10. Başvurucu anılan yazı üzerine olumsuz mükellefler listesine
girmemek için Vergi İdaresine 23/7/2014 tarihinde ihtirazi
kayıtla düzeltme beyannamesi vermiştir. Bu beyanname üzerine Vergi İdaresince
KDV, damga vergisi ve gecikme faizi tahakkuk ettirilmiş ve vergi ziyaı cezası
kesilmiştir.
11. Başvurucu, ihtirazi kayıtla
verilen düzeltme beyannamesi üzerine Vergi İdaresince tahakkuk ettirilen
vergilerin, gecikme faizlerinin ve vergi ziyaı cezalarının iptali talebiyle Tekirdağ
Vergi Mahkemesinde (Vergi Mahkemesi) dava açmıştır. Başvurucu dava
dilekçelerinde; ihtirazi kayıtla düzeltme
beyannamesinin Vergi İdaresinin isteği üzerine verildiğini, mal ve hizmet alımı
yapılan mükellefin düzenlediği faturaların sahte olduğu iddiasının somut tespit
ilkesine aykırı olduğunu, ödemelerin çeklerle yapıldığını, şirketiyle ilgili
vergi incelemesi yapılmadığını, ilgili beyannameyi vermeme durumunda olumsuz
mükellefler listesine dâhil olmak durumunda kalacağını belirtmiştir.

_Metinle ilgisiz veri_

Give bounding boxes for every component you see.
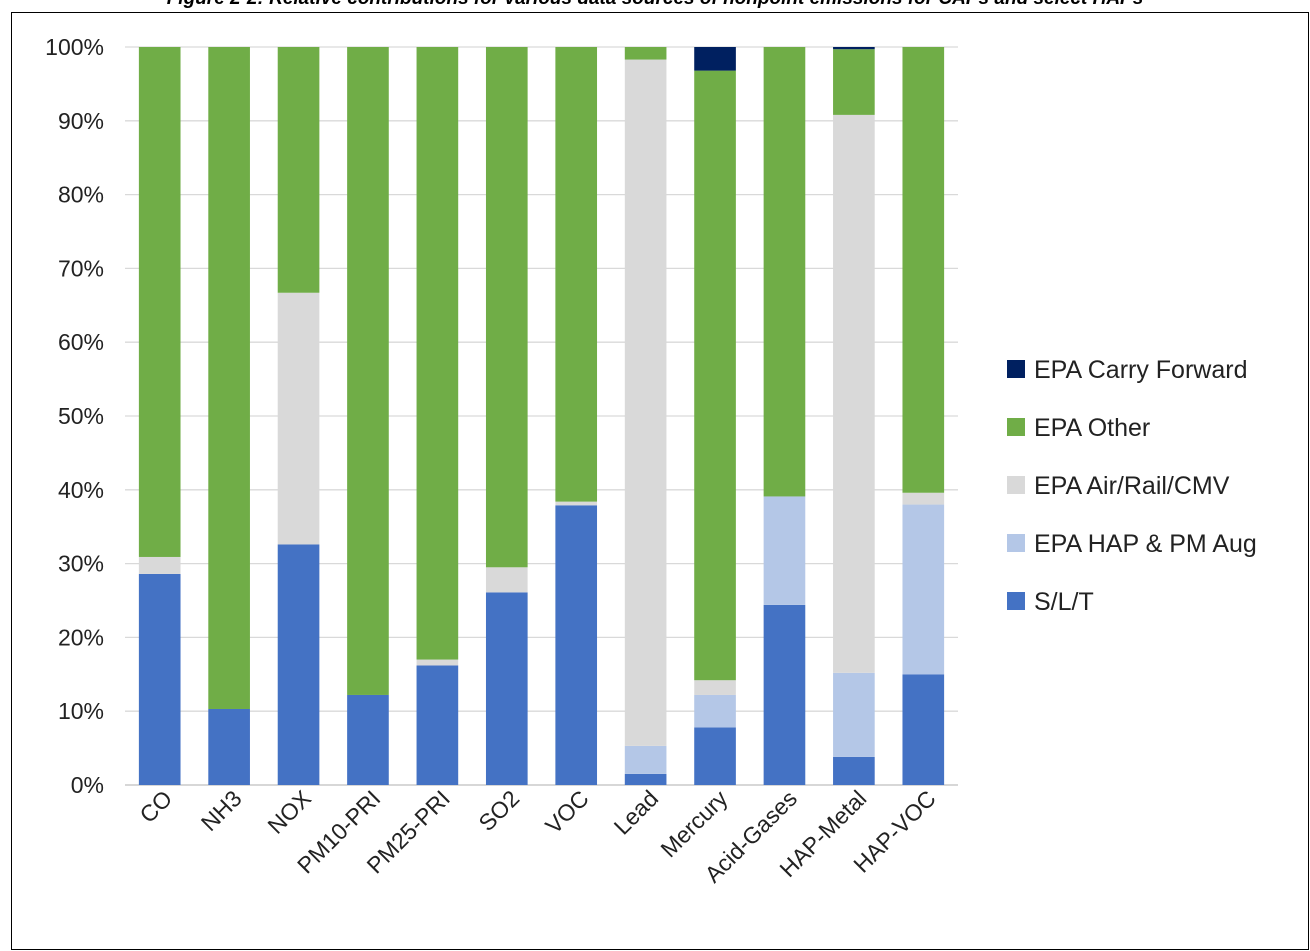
bar-segment <box>347 47 389 695</box>
bar-segment <box>833 756 875 785</box>
x-tick-label: VOC <box>540 785 594 839</box>
bar-segment <box>833 114 875 673</box>
bar-segment <box>624 773 667 785</box>
legend-label: EPA Carry Forward <box>1034 356 1247 384</box>
figure-caption: Figure 2-2: Relative contributions for v… <box>0 0 1310 10</box>
bar-segment <box>624 47 667 60</box>
bar-segment <box>694 47 736 71</box>
bar-segment <box>416 47 459 660</box>
legend-swatch <box>1007 360 1025 378</box>
x-tick-label: SO2 <box>473 785 524 836</box>
bar-segment <box>277 292 320 545</box>
y-tick-label: 70% <box>58 255 104 281</box>
y-tick-label: 80% <box>58 182 104 208</box>
legend-swatch <box>1007 418 1025 436</box>
bar-segment <box>485 592 528 785</box>
bar-segment <box>485 567 528 593</box>
y-tick-label: 30% <box>58 551 104 577</box>
bar-segment <box>555 505 598 785</box>
bar-segment <box>485 47 528 568</box>
bar-segment <box>624 59 667 746</box>
bar-segment <box>555 47 598 502</box>
bar-segment <box>416 665 459 785</box>
bar-segment <box>763 496 806 605</box>
bar-segment <box>902 492 945 505</box>
legend-label: EPA HAP & PM Aug <box>1034 530 1257 558</box>
gridlines <box>125 46 958 786</box>
bar-segment <box>208 708 250 785</box>
bar-segment <box>624 745 667 774</box>
bar-segment <box>694 727 736 785</box>
bar-segment <box>138 556 181 574</box>
bar-segment <box>208 47 250 709</box>
bar-segment <box>694 694 736 728</box>
bar-segment <box>763 604 806 785</box>
x-tick-label: CO <box>134 785 177 828</box>
bar-segment <box>138 47 181 557</box>
bar-segment <box>694 680 736 695</box>
bar-segment <box>902 504 945 675</box>
legend-swatch <box>1007 534 1025 552</box>
bar-segment <box>138 573 181 785</box>
bars <box>138 47 945 785</box>
bar-segment <box>277 544 320 785</box>
bar-segment <box>833 672 875 757</box>
bar-segment <box>416 659 459 666</box>
bar-segment <box>833 47 875 50</box>
y-tick-label: 50% <box>58 403 104 429</box>
y-tick-label: 60% <box>58 329 104 355</box>
bar-segment <box>277 47 320 293</box>
legend-label: EPA Other <box>1034 414 1150 442</box>
y-tick-label: 100% <box>45 34 104 60</box>
y-tick-label: 10% <box>58 698 104 724</box>
legend-swatch <box>1007 476 1025 494</box>
y-tick-label: 20% <box>58 624 104 650</box>
x-tick-label: Lead <box>609 785 664 840</box>
y-tick-label: 40% <box>58 477 104 503</box>
bar-segment <box>833 49 875 115</box>
legend-label: EPA Air/Rail/CMV <box>1034 472 1230 500</box>
bar-segment <box>902 47 945 493</box>
bar-segment <box>347 694 389 785</box>
bar-segment <box>694 70 736 681</box>
y-tick-label: 90% <box>58 108 104 134</box>
legend-label: S/L/T <box>1034 588 1094 616</box>
x-tick-label: NH3 <box>196 785 247 836</box>
y-axis-ticks: 0% 10% 20% 30% 40% 50% 60% 70% 80% 90% 100% <box>45 34 104 798</box>
bar-segment <box>763 47 806 497</box>
legend-swatch <box>1007 592 1025 610</box>
y-tick-label: 0% <box>71 772 104 798</box>
legend: EPA Carry Forward EPA Other EPA Air/Rail/C… <box>1007 356 1257 616</box>
bar-segment <box>902 674 945 785</box>
bar-segment <box>555 501 598 506</box>
x-tick-label: NOX <box>262 785 316 839</box>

12. Vergi Mahkemesi 26/11/2014 tarihli kararıyla, 25/10/1984
tarihli ve 3065 sayılı Katma Değer Vergisi Kanunu'nun 41. maddesinde öngörülen
yasal süre geçtikten sonra verilen KDV düzeltme beyanına konulan ihtirazi kaydın beyanname üzerinden tahakkuk ettirilen
vergiye bir etkisinin bulunmadığı gerekçesiyle davayı reddetmiştir.
13. Edirne Bölge İdare Mahkemesi 11/3/2015 tarihli kararıyla
Vergi Mahkemesi kararını bozmuştur. Bölge İdare Mahkemesi beyan olunan matrah
üzerinden tarh olunan vergiye karşı mükelleflerin dava açamayacaklarını kabul
etmiş, ancak ihtirazi kayıtla verilen beyannamelerle
ilgili kanun hükmüne dikkati çekmiştir. Kararda, mal ve hizmet alımında
bulunduğu firmaların olumsuz mükellefler listesinde yer almasından dolayı
başvurucunun düzeltme beyannamesi vermek durumunda bırakıldığı vurgulanmıştır.

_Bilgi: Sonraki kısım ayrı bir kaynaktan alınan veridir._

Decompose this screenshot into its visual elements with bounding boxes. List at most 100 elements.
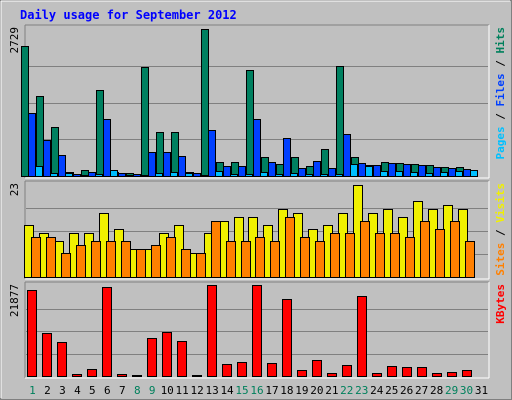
x-tick-label: 2 bbox=[44, 384, 51, 397]
bar-hits-series2-day18 bbox=[290, 173, 298, 177]
bar-hits-series0-day2 bbox=[36, 96, 44, 177]
x-tick-label: 5 bbox=[89, 384, 96, 397]
bar-hits-series2-day1 bbox=[35, 166, 43, 177]
x-tick-label: 25 bbox=[385, 384, 398, 397]
x-tick-label: 29 bbox=[445, 384, 458, 397]
legend-entry: / bbox=[494, 223, 507, 243]
bar-kbytes-series0-day30 bbox=[462, 370, 472, 377]
bar-kbytes-series0-day20 bbox=[312, 360, 322, 377]
bar-visits-series1-day27 bbox=[420, 221, 430, 278]
bar-hits-series1-day11 bbox=[178, 156, 186, 177]
x-tick-label: 6 bbox=[104, 384, 111, 397]
x-tick-label: 1 bbox=[29, 384, 36, 397]
bar-visits-series1-day4 bbox=[76, 245, 86, 278]
bar-hits-series2-day7 bbox=[125, 175, 133, 177]
bar-hits-series2-day16 bbox=[260, 172, 268, 177]
x-tick-label: 22 bbox=[340, 384, 353, 397]
bar-hits-series1-day5 bbox=[88, 172, 96, 177]
bar-visits-series1-day6 bbox=[106, 241, 116, 278]
bar-visits-series1-day30 bbox=[465, 241, 475, 278]
panel-kbytes: 21877 KBytes bbox=[8, 281, 507, 379]
bar-hits-series1-day15 bbox=[238, 166, 246, 177]
bar-visits-series1-day13 bbox=[211, 221, 221, 278]
x-tick-label: 15 bbox=[235, 384, 248, 397]
bar-hits-series0-day1 bbox=[21, 46, 29, 177]
bar-kbytes-series0-day18 bbox=[282, 299, 292, 377]
legend-entry: / bbox=[494, 54, 507, 74]
bar-hits-series0-day10 bbox=[156, 132, 164, 177]
bar-hits-series1-day25 bbox=[388, 163, 396, 177]
x-tick-label: 31 bbox=[475, 384, 488, 397]
bar-kbytes-series0-day23 bbox=[357, 296, 367, 377]
bar-hits-series2-day6 bbox=[110, 170, 118, 177]
bar-hits-series1-day17 bbox=[268, 162, 276, 177]
y-max-label: 23 bbox=[8, 183, 21, 196]
bar-kbytes-series0-day17 bbox=[267, 363, 277, 377]
x-tick-label: 10 bbox=[161, 384, 174, 397]
x-tick-label: 12 bbox=[191, 384, 204, 397]
bar-hits-series2-day9 bbox=[155, 173, 163, 177]
legend: Pages / Files / Hits bbox=[494, 27, 507, 160]
legend: KBytes bbox=[494, 284, 507, 324]
bar-kbytes-series0-day27 bbox=[417, 367, 427, 377]
bar-kbytes-series0-day14 bbox=[222, 364, 232, 377]
bar-hits-series2-day4 bbox=[80, 175, 88, 177]
bar-kbytes-series0-day9 bbox=[147, 338, 157, 377]
bar-visits-series1-day28 bbox=[435, 229, 445, 278]
x-tick-label: 16 bbox=[250, 384, 263, 397]
legend: Sites / Visits bbox=[494, 183, 507, 276]
bar-kbytes-series0-day28 bbox=[432, 373, 442, 377]
bar-kbytes-series0-day15 bbox=[237, 362, 247, 377]
bar-hits-series0-day21 bbox=[321, 149, 329, 177]
bar-hits-series1-day7 bbox=[118, 173, 126, 177]
bar-visits-series1-day12 bbox=[196, 253, 206, 278]
bar-hits-series2-day3 bbox=[65, 173, 73, 177]
bar-hits-series2-day5 bbox=[95, 174, 103, 177]
x-tick-label: 3 bbox=[59, 384, 66, 397]
x-tick-label: 30 bbox=[460, 384, 473, 397]
bar-hits-series2-day27 bbox=[425, 173, 433, 177]
bar-visits-series1-day10 bbox=[166, 237, 176, 278]
bar-kbytes-series0-day26 bbox=[402, 367, 412, 377]
x-tick-label: 24 bbox=[370, 384, 384, 397]
x-tick-label: 26 bbox=[400, 384, 413, 397]
bar-hits-series1-day3 bbox=[58, 155, 66, 177]
bar-kbytes-series0-day8 bbox=[132, 375, 142, 377]
legend-entry: Pages bbox=[494, 126, 507, 159]
x-tick-label: 21 bbox=[325, 384, 338, 397]
bar-visits-series1-day1 bbox=[31, 237, 41, 278]
bar-kbytes-series0-day5 bbox=[87, 369, 97, 377]
legend-entry: Visits bbox=[494, 183, 507, 223]
bar-hits-series1-day24 bbox=[373, 165, 381, 177]
bar-kbytes-series0-day22 bbox=[342, 365, 352, 377]
bar-hits-series2-day20 bbox=[320, 174, 328, 177]
bar-hits-series0-day6 bbox=[96, 90, 104, 177]
y-max-label: 21877 bbox=[8, 284, 21, 317]
legend-entry: Hits bbox=[494, 27, 507, 54]
bar-kbytes-series0-day4 bbox=[72, 374, 82, 377]
bar-kbytes-series0-day24 bbox=[372, 373, 382, 377]
bar-hits-series1-day20 bbox=[313, 161, 321, 177]
bar-hits-series1-day6 bbox=[103, 119, 111, 177]
x-tick-label: 18 bbox=[280, 384, 293, 397]
bar-hits-series2-day29 bbox=[455, 171, 463, 177]
bar-hits-series1-day27 bbox=[418, 165, 426, 177]
bar-hits-series1-day22 bbox=[343, 134, 351, 177]
x-tick-label: 20 bbox=[310, 384, 323, 397]
bar-hits-series1-day16 bbox=[253, 119, 261, 177]
bar-kbytes-series0-day10 bbox=[162, 332, 172, 377]
bar-hits-series1-day14 bbox=[223, 166, 231, 177]
x-tick-label: 9 bbox=[149, 384, 156, 397]
bar-kbytes-series0-day11 bbox=[177, 341, 187, 377]
bar-hits-series2-day25 bbox=[395, 171, 403, 177]
bar-hits-series1-day21 bbox=[328, 168, 336, 177]
bar-kbytes-series0-day29 bbox=[447, 372, 457, 377]
bar-hits-series0-day16 bbox=[246, 70, 254, 177]
bar-hits-series2-day23 bbox=[365, 166, 373, 177]
bar-hits-series2-day28 bbox=[440, 172, 448, 177]
x-tick-label: 19 bbox=[295, 384, 308, 397]
bar-hits-series1-day2 bbox=[43, 140, 51, 177]
bar-kbytes-series0-day3 bbox=[57, 342, 67, 377]
bar-hits-series1-day1 bbox=[28, 113, 36, 177]
bar-visits-series1-day25 bbox=[390, 233, 400, 278]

Bölge İdare Mahkemesi sonuç olarak hakkında bir inceleme yapılmadan ve
kullandığı faturaların gerçek olup olmadığı, kendisi ve fatura düzenleyicileri
hakkında her yönüyle incelenerek ortaya konulmadan, kod listesinden çıkmak
amacıyla verilen düzeltme beyannamesi üzerine yapılan tahakkukta ve kesilen
cezada hukuka uyarlık bulunmadığı kanaatine ulaşmıştır.
14. İdarenin karar düzeltme istemini 3/7/2015 tarihinde kabul
eden Bölge İdare Mahkemesi, bozma kararını kaldırarak ilk derece mahkemesi
hükmünü onamıştır. Kararın gerekçesinde; beyanname verme süresi geçtikten sonra
verilen beyannameye konulan ihtirazi kaydın beyanname
üzerinden yapılan tahakkuka etkisi olmadığı gibi dava açma hakkı vermesinin
mümkün olmadığı belirtilmiştir. Bölge İdare Mahkemesi Danıştay içtihadına da
atıf yaparak davalı idarece başvurucu mükellefe yazı yazılarak izahat
istenmesinin belirtilen durumu değiştirmediği gerekçesiyle bozma kararında ve
vergi cezası ile tahakkukun kaldırılmasında hukuki isabet bulunmadığı sonucuna
varmıştır.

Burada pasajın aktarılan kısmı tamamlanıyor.